The Luck of the Ritual

         It is very easy to be drawn in by tradition. The celebration of different customs, ideals, and rituals in a familial setting not only fosters love and friendship, but also provides a sense of safety for all those involved. But what happens when a group practicing their tradition loses sight of its integrity? What happens when the original intent of a ritual is lost, but those celebrating continue on only because they are too afraid to lose the sense of kinship they have formed? In “The Lottery”, Shirley Jackson paints this very picture as she delves into a world centered around the ancient ritual of chance and sacrifice. In her portrayal of this seemingly backward society, Jackson points out the dangers of blindly putting one’s faith into anything, all the while highlighting the issue of the “mob mentality” the village exhibits. She uses the black box and the actions and reactions of the townspeople to prove this very point.

            Jackson uses imagery when introducing the black box so the reader can get the full effect of its worn down and dilapidated nature. She asserts that “the black box got shabbier each year: by now it was no longer completely black but splintered badly along one side… and in some places faded or stained” (Jackson 2). The box is completely falling apart; It is splintering, worn, and even though they still use it, it is outdated and in need of retirement. This box is clearly an extended metaphor for “the lottery” as a whole. Jackson even tells us that “the original paraphernalia for the lottery had been lost long ago”, much the same way the original meaning and intent of the ritual killing had been lost years before (1).  Jackson wants the reader to see the parallels between this run down black box and the now misguided systematic killing that takes place every June.   

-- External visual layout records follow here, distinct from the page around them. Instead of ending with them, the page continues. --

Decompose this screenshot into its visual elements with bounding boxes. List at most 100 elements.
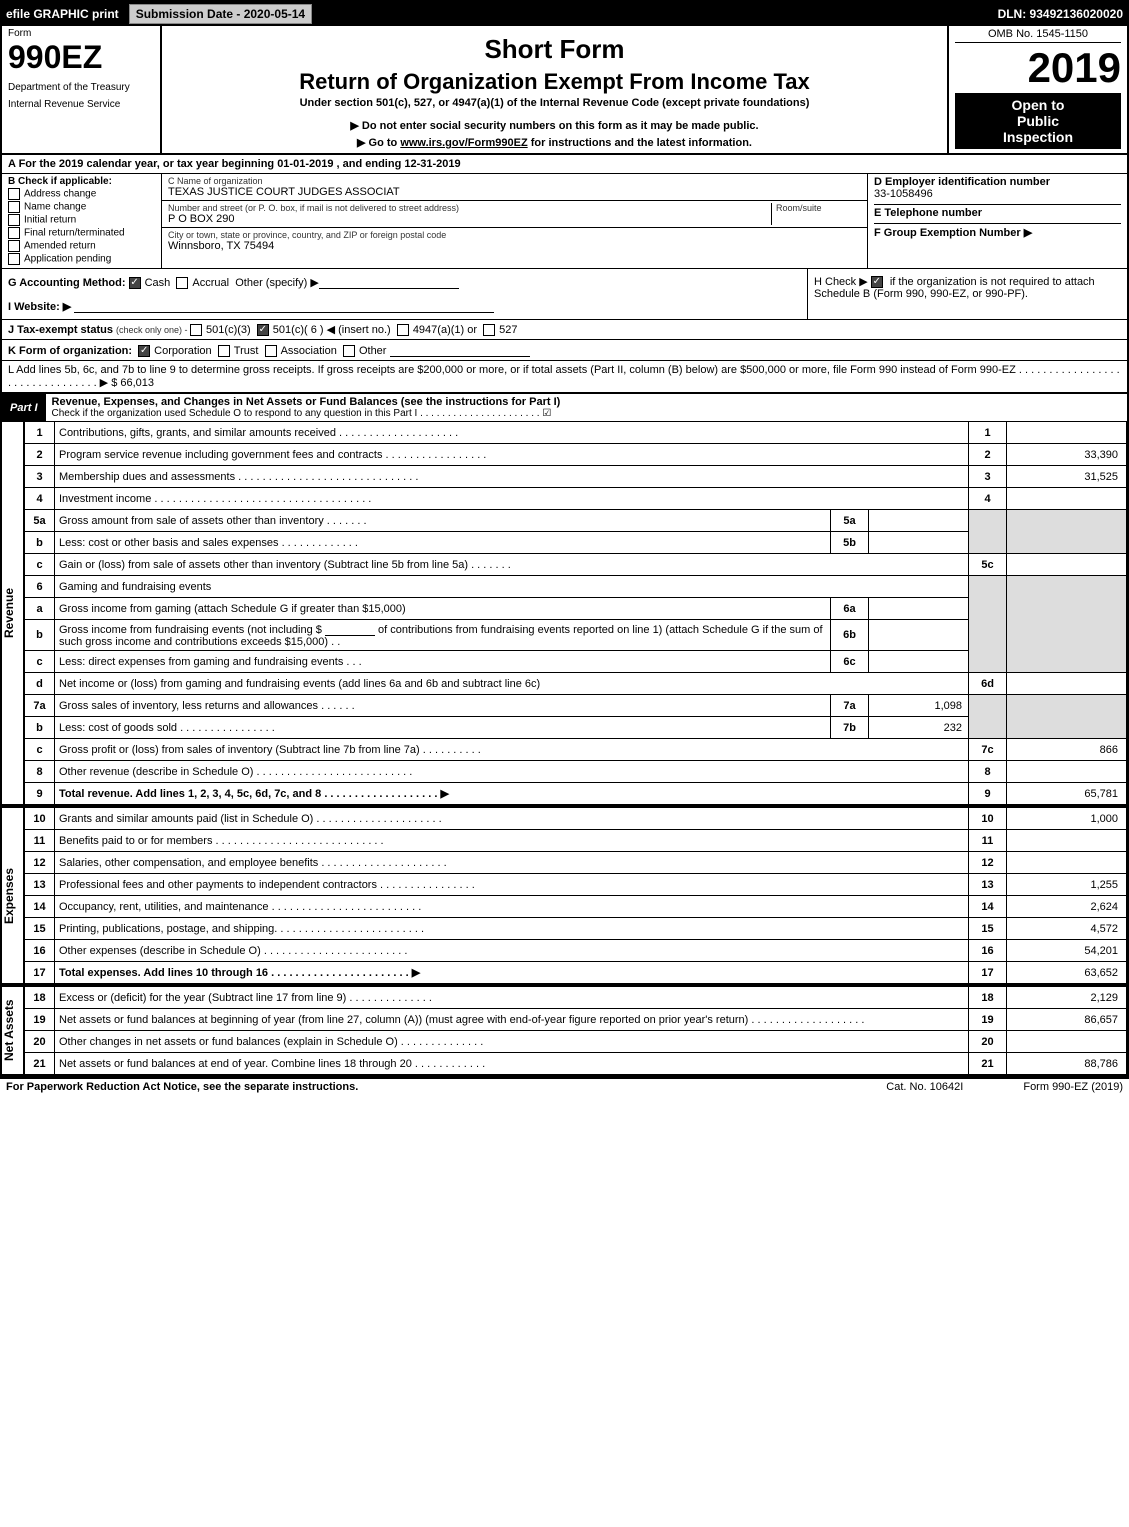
street-row: Number and street (or P. O. box, if mail… <box>162 201 867 228</box>
goto-notice: ▶ Go to www.irs.gov/Form990EZ for instru… <box>170 136 939 149</box>
line-1: 1Contributions, gifts, grants, and simil… <box>25 422 1127 444</box>
submission-date-button[interactable]: Submission Date - 2020-05-14 <box>129 4 312 24</box>
form-990ez: efile GRAPHIC print Submission Date - 20… <box>0 0 1129 1079</box>
dln-label: DLN: 93492136020020 <box>998 7 1123 21</box>
ein-value: 33-1058496 <box>874 188 1121 200</box>
g-label: G Accounting Method: <box>8 277 126 289</box>
line-11: 11Benefits paid to or for members . . . … <box>25 830 1127 852</box>
page-footer: For Paperwork Reduction Act Notice, see … <box>0 1079 1129 1095</box>
line-6c: cLess: direct expenses from gaming and f… <box>25 651 1127 673</box>
line-13: 13Professional fees and other payments t… <box>25 874 1127 896</box>
g-h-row: G Accounting Method: ✓Cash Accrual Other… <box>2 269 1127 320</box>
cb-application-pending[interactable]: Application pending <box>8 253 155 265</box>
org-info-block: B Check if applicable: Address change Na… <box>2 174 1127 269</box>
tax-year: 2019 <box>955 47 1121 89</box>
header-right: OMB No. 1545-1150 2019 Open to Public In… <box>947 26 1127 153</box>
line-7b: bLess: cost of goods sold . . . . . . . … <box>25 717 1127 739</box>
under-section: Under section 501(c), 527, or 4947(a)(1)… <box>170 97 939 109</box>
g-other-input[interactable] <box>319 275 459 289</box>
line-17: 17Total expenses. Add lines 10 through 1… <box>25 962 1127 984</box>
open-line3: Inspection <box>959 129 1117 145</box>
form-id-footer: Form 990-EZ (2019) <box>1023 1081 1123 1093</box>
line-4: 4Investment income . . . . . . . . . . .… <box>25 488 1127 510</box>
line-6d: dNet income or (loss) from gaming and fu… <box>25 673 1127 695</box>
department-label: Department of the Treasury <box>8 82 154 93</box>
website-input[interactable] <box>74 299 494 313</box>
g-other: Other (specify) ▶ <box>235 277 319 289</box>
form-header: Form 990EZ Department of the Treasury In… <box>2 26 1127 155</box>
6b-contrib-amount[interactable] <box>325 622 375 636</box>
line-14: 14Occupancy, rent, utilities, and mainte… <box>25 896 1127 918</box>
part-1-tag: Part I <box>2 400 46 416</box>
cb-501c3[interactable] <box>190 324 202 336</box>
cb-final-return[interactable]: Final return/terminated <box>8 227 155 239</box>
cb-amended-return[interactable]: Amended return <box>8 240 155 252</box>
cb-accrual[interactable] <box>176 277 188 289</box>
net-assets-side-label: Net Assets <box>2 986 24 1075</box>
cb-name-change[interactable]: Name change <box>8 201 155 213</box>
cb-address-change[interactable]: Address change <box>8 188 155 200</box>
cb-association[interactable] <box>265 345 277 357</box>
paperwork-notice: For Paperwork Reduction Act Notice, see … <box>6 1081 358 1093</box>
revenue-section: Revenue 1Contributions, gifts, grants, a… <box>2 421 1127 807</box>
main-title: Return of Organization Exempt From Incom… <box>170 69 939 95</box>
header-left: Form 990EZ Department of the Treasury In… <box>2 26 162 153</box>
other-org-input[interactable] <box>390 343 530 357</box>
part-1-subtitle: Check if the organization used Schedule … <box>52 408 1121 419</box>
line-6: 6Gaming and fundraising events <box>25 576 1127 598</box>
net-assets-section: Net Assets 18Excess or (deficit) for the… <box>2 986 1127 1077</box>
box-def: D Employer identification number 33-1058… <box>867 174 1127 268</box>
line-6b: bGross income from fundraising events (n… <box>25 620 1127 651</box>
line-5c: cGain or (loss) from sale of assets othe… <box>25 554 1127 576</box>
cb-527[interactable] <box>483 324 495 336</box>
j-hint: (check only one) - <box>116 325 190 335</box>
form-number: 990EZ <box>8 39 154 76</box>
goto-prefix: ▶ Go to <box>357 137 400 149</box>
line-10: 10Grants and similar amounts paid (list … <box>25 808 1127 830</box>
irs-label: Internal Revenue Service <box>8 99 154 110</box>
cb-4947a1[interactable] <box>397 324 409 336</box>
box-b-heading: B Check if applicable: <box>8 176 155 187</box>
header-center: Short Form Return of Organization Exempt… <box>162 26 947 153</box>
cb-initial-return[interactable]: Initial return <box>8 214 155 226</box>
room-label: Room/suite <box>776 203 861 213</box>
cb-schedule-b-not-required[interactable]: ✓ <box>871 276 883 288</box>
city-label: City or town, state or province, country… <box>168 230 861 240</box>
line-7a: 7aGross sales of inventory, less returns… <box>25 695 1127 717</box>
cb-501c[interactable]: ✓ <box>257 324 269 336</box>
form-word: Form <box>8 28 154 39</box>
cb-other-org[interactable] <box>343 345 355 357</box>
h-prefix: H Check ▶ <box>814 276 871 288</box>
box-c: C Name of organization TEXAS JUSTICE COU… <box>162 174 867 268</box>
line-16: 16Other expenses (describe in Schedule O… <box>25 940 1127 962</box>
city-row: City or town, state or province, country… <box>162 228 867 254</box>
cb-cash[interactable]: ✓ <box>129 277 141 289</box>
line-6a: aGross income from gaming (attach Schedu… <box>25 598 1127 620</box>
line-8: 8Other revenue (describe in Schedule O) … <box>25 761 1127 783</box>
line-5b: bLess: cost or other basis and sales exp… <box>25 532 1127 554</box>
line-20: 20Other changes in net assets or fund ba… <box>25 1031 1127 1053</box>
j-label: J Tax-exempt status <box>8 324 113 336</box>
line-18: 18Excess or (deficit) for the year (Subt… <box>25 987 1127 1009</box>
line-21: 21Net assets or fund balances at end of … <box>25 1053 1127 1075</box>
part-1-header: Part I Revenue, Expenses, and Changes in… <box>2 394 1127 421</box>
omb-number: OMB No. 1545-1150 <box>955 28 1121 43</box>
revenue-side-label: Revenue <box>2 421 24 805</box>
cb-trust[interactable] <box>218 345 230 357</box>
tax-period-line: A For the 2019 calendar year, or tax yea… <box>2 155 1127 174</box>
irs-link[interactable]: www.irs.gov/Form990EZ <box>400 137 527 149</box>
phone-label: E Telephone number <box>874 204 1121 219</box>
efile-label: efile GRAPHIC print <box>6 7 119 21</box>
street-label: Number and street (or P. O. box, if mail… <box>168 203 771 213</box>
line-7c: cGross profit or (loss) from sales of in… <box>25 739 1127 761</box>
line-9: 9Total revenue. Add lines 1, 2, 3, 4, 5c… <box>25 783 1127 805</box>
revenue-table: 1Contributions, gifts, grants, and simil… <box>24 421 1127 805</box>
open-to-public: Open to Public Inspection <box>955 93 1121 149</box>
line-j: J Tax-exempt status (check only one) - 5… <box>2 320 1127 340</box>
street-value: P O BOX 290 <box>168 213 771 225</box>
cb-corporation[interactable]: ✓ <box>138 345 150 357</box>
org-name-label: C Name of organization <box>168 176 861 186</box>
ein-label: D Employer identification number <box>874 176 1121 188</box>
line-12: 12Salaries, other compensation, and empl… <box>25 852 1127 874</box>
catalog-number: Cat. No. 10642I <box>886 1081 963 1093</box>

        It appears that almost the entire town is blind to the fact that they are killing their friends and family just because “there’s always been a lottery” (4).  They are puzzlingly complacent with selling off their friends for something as simple as a good crop yield.  Many undoubtedly question the practice, as we see both Mr. and Mrs. Adams try to persuade Old Man Warner and the rest of the town to reconsider on the basis that “some places have already quit lotteries” (4).  The rest of the town, too, showed signs that they did not really feel comfortable with the ritual, and some even argue to allow Bill Hutchinson redraw as it was “not fair” that he was chosen. In the end, though, the mob mentality found a way to win out, as we see little Davy Hutchinson gathering stones to bludgeon his beloved mother to death by the end of the story.

         The reality of “The Lottery” is quite tragic. While it is incredibly rare to hear of such stories of human sacrifice today, it is very easy to succumb to the allure of blindly participating in things of which one might not be sure. It is even more common for one to submit to the will of the group. The combination of these two things were ultimately the reason Tessie Hutchinson ended up dying in an onslaught of flying stones – hurled by her family and friends nonetheless. She effectively summed up the entire ritual before the last rock hit her, exclaiming “It isn’t fair, it isn’t right”(7). Her assessment was spot on, however it stopped no one, as the townspeople were not only putting blind faith into something they didn’t understand, but they were so caught up in the mob mentality of it all there was no chance that fairness, or what was right would ever prevail – then or in the future.